Pochi giorni fa la tragedia di Gela dove una madre ha ucciso, sembra soffocandole, le due figliolette di sette e nove anni.
Non è la prima e non sarà l’ultima di simili tragedie, e non perché – ovviamente – le donne e le madri siano potenzialmente “cattive” per condizione ontologica (non lo sono gli uomini e i padri così come non lo sono le donne e le madri…), bensì semplicemente perché la violenza fa parte dell’umano, non è prerogativa dei maschi così come non lo è delle femmine. Possiamo e dobbiamo lavorare a tutti i livelli, sociali, psicologici, culturali, affinchè la violenza sia quanto più possibile limitata, circoscritta, disinnescata, gestita, canalizzata entro confini “accettabili” o anche sublimata, come si suol dire, attraverso attività creative e/o agonistiche, ma dubito che riusciremo mai ad estirparla del tutto. E questo perché l’essere umano è un essere complesso, naturale e culturale nello stesso tempo, e questa complessità, piaccia o meno, comprende anche la violenza, che naturalmente può essere fisica o piscologica, agita in forme e modalità diverse, ma questo è un altro discorso che necessita di un’analisi ad hoc (anzi, di diverse analisi ad hoc…).
Insomma, gli umani non sono mai stati “buoni”, neanche in un fantomatico quanto utopico stato di natura preesistente alla nascita delle cosiddette “società civili”, ma neanche “cattivi”. Siamo quello che siamo nella nostra complessità. Dovremmo accettare questa nostra condizione, comunque non immutabile, sia chiaro, ma in costante seppur lenta evoluzione e trasformazione, ben sapendo però che alcune caratteristiche fanno parte del nostro codice genetico, della nostra particolare ontologia di esseri che – unici al mondo, in tal senso – sono appunto una miscela di natura e cultura, assolutamente non separabili. Sbagliano, dunque, gli “ontologisti”, i quali sostengono che nulla è trasformabile perché l’essere è eterno ed immutabile così come sbagliano i “culturalisti” per i quali tutto è invece plasmabile. Infatti, fin da quando i primi umanoidi sono scesi dagli alberi e si sono drizzati su due gambe (e forse anche prima), era contestualmente iniziato il processo “culturale”. Ma questo processo che pure ci ha portato ad una evoluzione strepitosa, non ha comunque potuto eliminare quelle caratteristiche di natura genetica-ontologica che ci rendono gli esseri che siamo.

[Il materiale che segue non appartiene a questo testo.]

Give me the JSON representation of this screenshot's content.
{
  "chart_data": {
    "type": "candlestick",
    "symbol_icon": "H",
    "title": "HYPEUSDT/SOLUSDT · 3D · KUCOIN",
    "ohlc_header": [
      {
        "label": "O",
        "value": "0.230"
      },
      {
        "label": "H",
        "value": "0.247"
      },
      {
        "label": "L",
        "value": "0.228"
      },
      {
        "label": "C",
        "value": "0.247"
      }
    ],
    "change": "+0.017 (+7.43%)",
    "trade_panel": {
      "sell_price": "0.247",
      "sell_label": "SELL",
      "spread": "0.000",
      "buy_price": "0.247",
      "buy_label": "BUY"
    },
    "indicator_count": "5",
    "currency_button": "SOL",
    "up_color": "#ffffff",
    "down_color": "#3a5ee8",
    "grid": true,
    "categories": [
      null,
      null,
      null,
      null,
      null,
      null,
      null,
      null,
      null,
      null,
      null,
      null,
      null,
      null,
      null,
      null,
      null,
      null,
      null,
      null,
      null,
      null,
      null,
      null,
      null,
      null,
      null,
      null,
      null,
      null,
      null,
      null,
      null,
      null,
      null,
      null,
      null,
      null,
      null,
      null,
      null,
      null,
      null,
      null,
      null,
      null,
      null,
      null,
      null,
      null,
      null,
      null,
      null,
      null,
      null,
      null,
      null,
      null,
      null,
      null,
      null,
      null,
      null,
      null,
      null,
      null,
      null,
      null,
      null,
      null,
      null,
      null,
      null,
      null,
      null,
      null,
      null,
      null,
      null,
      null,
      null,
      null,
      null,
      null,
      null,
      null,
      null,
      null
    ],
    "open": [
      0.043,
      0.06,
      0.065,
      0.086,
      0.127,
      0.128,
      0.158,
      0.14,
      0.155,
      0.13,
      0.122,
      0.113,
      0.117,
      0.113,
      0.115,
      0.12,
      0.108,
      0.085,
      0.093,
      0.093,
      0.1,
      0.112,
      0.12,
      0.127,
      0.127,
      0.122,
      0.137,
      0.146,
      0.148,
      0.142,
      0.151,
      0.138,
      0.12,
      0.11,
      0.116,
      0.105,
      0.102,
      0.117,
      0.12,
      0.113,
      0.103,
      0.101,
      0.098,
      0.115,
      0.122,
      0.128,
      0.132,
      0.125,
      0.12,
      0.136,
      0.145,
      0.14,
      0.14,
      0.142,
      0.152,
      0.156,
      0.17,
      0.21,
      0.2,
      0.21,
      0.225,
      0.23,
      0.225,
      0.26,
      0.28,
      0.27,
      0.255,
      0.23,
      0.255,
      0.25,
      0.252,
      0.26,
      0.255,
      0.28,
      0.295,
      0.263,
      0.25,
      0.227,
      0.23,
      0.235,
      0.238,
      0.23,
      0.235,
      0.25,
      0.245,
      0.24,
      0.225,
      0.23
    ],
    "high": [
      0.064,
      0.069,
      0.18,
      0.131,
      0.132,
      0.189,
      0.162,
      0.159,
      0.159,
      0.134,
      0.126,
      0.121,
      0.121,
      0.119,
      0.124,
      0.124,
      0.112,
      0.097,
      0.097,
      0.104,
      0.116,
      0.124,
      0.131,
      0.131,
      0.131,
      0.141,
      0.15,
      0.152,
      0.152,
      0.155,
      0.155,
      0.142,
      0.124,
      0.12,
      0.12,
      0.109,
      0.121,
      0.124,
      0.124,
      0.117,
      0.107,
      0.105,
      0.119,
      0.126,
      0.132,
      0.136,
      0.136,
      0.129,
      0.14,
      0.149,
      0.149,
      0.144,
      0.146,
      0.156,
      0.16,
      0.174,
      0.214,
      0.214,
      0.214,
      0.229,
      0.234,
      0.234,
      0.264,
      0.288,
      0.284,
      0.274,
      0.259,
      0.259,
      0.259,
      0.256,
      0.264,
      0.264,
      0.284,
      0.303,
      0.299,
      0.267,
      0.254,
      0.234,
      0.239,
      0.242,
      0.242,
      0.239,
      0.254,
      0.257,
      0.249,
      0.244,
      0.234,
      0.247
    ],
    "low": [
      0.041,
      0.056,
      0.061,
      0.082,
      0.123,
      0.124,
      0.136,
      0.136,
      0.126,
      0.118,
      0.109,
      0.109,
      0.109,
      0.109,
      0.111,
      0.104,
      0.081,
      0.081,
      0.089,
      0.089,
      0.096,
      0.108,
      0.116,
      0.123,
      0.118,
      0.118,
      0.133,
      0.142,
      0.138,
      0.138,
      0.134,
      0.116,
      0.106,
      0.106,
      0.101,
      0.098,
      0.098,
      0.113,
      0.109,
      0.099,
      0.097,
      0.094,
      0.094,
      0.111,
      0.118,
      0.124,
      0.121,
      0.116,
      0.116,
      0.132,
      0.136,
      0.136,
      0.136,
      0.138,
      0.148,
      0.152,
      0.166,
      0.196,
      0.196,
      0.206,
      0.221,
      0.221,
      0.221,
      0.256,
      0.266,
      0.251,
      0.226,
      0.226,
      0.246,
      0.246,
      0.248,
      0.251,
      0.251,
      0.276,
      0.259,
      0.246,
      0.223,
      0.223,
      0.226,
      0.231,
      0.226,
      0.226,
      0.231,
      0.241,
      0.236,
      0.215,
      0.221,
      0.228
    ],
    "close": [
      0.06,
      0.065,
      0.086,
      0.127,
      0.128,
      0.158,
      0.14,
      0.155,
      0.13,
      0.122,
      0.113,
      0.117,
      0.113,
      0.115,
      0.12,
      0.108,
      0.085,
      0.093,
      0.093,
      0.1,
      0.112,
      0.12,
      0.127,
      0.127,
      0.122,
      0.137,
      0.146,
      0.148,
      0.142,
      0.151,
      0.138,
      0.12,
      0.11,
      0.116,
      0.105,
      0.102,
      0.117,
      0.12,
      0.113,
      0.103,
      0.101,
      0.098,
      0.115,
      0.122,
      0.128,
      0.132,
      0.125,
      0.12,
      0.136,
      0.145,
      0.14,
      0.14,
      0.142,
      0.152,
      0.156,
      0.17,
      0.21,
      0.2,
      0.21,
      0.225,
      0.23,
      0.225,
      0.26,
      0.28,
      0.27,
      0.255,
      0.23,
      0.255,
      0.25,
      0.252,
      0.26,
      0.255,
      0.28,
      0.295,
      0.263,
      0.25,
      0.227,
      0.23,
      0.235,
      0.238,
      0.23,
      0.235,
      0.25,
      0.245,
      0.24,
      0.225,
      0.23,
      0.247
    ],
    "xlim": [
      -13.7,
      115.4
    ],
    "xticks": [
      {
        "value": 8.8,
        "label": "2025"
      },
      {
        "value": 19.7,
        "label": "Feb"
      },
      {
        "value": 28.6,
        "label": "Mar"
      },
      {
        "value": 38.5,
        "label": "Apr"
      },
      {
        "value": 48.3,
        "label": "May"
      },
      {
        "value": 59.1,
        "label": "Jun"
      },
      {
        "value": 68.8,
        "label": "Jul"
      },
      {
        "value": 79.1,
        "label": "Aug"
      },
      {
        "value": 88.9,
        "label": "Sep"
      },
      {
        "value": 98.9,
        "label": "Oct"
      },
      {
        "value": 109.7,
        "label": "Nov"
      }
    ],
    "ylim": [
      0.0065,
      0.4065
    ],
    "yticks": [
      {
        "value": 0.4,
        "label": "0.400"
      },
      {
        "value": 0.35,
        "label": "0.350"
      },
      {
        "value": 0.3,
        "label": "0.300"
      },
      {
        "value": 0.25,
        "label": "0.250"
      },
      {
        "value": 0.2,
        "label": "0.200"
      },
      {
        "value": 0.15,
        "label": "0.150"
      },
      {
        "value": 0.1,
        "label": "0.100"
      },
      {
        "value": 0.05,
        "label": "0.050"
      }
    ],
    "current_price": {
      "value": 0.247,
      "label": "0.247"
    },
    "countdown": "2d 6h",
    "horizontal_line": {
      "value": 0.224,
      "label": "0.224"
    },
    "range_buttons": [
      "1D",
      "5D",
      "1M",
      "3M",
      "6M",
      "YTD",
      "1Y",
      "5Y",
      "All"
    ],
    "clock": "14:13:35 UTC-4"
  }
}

Fatta questa necessaria premessa, alcune brevi considerazioni.
La violenza esiste tra i bambini e tra le bambine ma viene rimossa perché abbiamo la necessità di preservare l’archetipo della loro innocenza. Un errore, a mio parere anche molto grave, perché un problema non si risolve mai rimuovendolo ma solo affrontandolo.
Anche le donne, come è ovvio, agiscono in modo violento (così come gli uomini, anche se talvolta o più spesso in forme diverse), però anche e soprattutto in questo caso interviene il meccanismo della rimozione se non addirittura della negazione della loro capacità di agire in modo violento. Esistono correnti femministe, che di fatto hanno colonizzato l’immaginario collettivo, che sostengono che la “violenza è maschile” e che quando le donne agiscono in modo violento è perché hanno interiorizzato la mentalità e la cultura maschile e maschilista. Se così non fosse – questa la tesi (o il delirio, a seconda dei punti di vista) – le donne non agirebbero in modo violento perché la loro “specificità di genere” glielo impedirebbe (se questo non è sessismo, ditemi voi che cos’è…).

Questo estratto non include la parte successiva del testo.